"Are we going to ban lowercase t's in the alphabet?"
Cross-Like T-Shirt Design at Penn State University Sparks Controversy
Excerpt:
The shirts — intended to foster school spirit — sport a vertical blue line down the center with the words "Penn State White Out" emblazoned across the chest, forming a design that some say resembles a cross. The back of the shirt depicts the same blue line obscured by the words, "Don't be intimated … It's just me and 110,000 of my friends." Roughly 30,000 of the shirts have been sold.
Penn State says it has received six complaints about the shirt, including one from the Anti-Defamation League's Philadelphia branch, from people who say it connotes a Christian cross. The logo design also has become the focus of controversy in the student newspaper, "The Daily Collegian," which has received several letters to the editor on both sides of the issue.
Michal Berns, a junior majoring in media law and policy, said she refused to buy the $15 shirt because of its religious connotations.
"At first glance, you don't necessarily think that's what it looks like, but when you look at it more, it does look like a cross," Berns told Foxnews.com. "That's the reason I didn't purchase it."
Berns said students can purchase the shirts when they buy season tickets for the university's nationally ranked football program or during the football season at the campus bookstore and other stores. The shirts are typically worn at Penn State's annual "White Out" game, at which a crowd of 100,000 screaming Nittany Lions fans creates a virtual sea of white at Beaver Stadium.
While Berns acknowledged the shirt's single blue stripe resembles the stripe on the team's football helmet, she and others at the university's Hillel Jewish organization plan to show their school pride in other ways.
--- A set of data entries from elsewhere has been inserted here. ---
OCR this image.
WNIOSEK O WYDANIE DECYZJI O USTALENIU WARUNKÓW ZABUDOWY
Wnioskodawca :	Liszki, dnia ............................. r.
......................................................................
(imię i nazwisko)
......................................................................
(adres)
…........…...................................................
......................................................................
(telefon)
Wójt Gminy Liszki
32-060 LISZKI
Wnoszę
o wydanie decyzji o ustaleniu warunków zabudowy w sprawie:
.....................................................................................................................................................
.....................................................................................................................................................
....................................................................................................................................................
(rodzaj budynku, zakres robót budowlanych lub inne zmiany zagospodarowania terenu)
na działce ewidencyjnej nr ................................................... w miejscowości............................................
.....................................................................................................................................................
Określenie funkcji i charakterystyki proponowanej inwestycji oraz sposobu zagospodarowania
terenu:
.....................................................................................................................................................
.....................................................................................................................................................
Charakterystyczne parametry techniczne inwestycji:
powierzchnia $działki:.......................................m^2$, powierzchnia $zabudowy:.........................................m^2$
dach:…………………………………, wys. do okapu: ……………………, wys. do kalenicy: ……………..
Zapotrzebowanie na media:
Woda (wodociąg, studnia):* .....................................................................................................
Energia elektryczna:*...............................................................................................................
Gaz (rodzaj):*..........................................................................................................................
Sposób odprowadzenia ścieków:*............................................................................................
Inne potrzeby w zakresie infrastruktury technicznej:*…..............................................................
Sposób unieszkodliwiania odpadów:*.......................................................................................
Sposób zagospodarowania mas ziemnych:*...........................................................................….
"There always has to be some sort of separation," said Berns, referring to the state-funded school and religious affiliation. "Me personally, I'm not going to buy the shirts and I know others at [Penn State Hillel] who won't, either."
Bill Mahon, vice president for university relations, said six people have contacted Penn State to voice their objections to the shirt's design.
"Six complaints is not a controversy," Mahon wrote Foxnews.com. "Students submit shirt designs to the student paper each year. Students then vote for their favorite design and they are sold in the campus bookstore."
Mahon said the design was based on the single blue stripe on the football team's helmets and will not be pulled from store shelves as some have asked. "The shirts have sold out and no changes are planned," he said.
Stephanie Bennis, a senior at the school, said she created the shirt's design in March with fellow public relations major Emily Sabolsky, and in no way did they intend to create religious overtones. Like Mahon, she said the single blue stripe is a nod to the university's football program.
"That was the entire idea," she said. "And all we thought was normally wording goes right across the chest. That's truly the reason why we did it."
Bennis said she was "very shocked" when she learned the university had received complaints about the design.
"It's just sad to see that in this day and age, the most offensive thing on a shirt can be what people see as a religious symbol," she said.
"Are we going to ban lowercase t's in the alphabet? Where do you draw the line?"
Comment: View article for image of the T-Shirt
I'm surprised that there's not a protest claiming that the "white out" is a racial thing.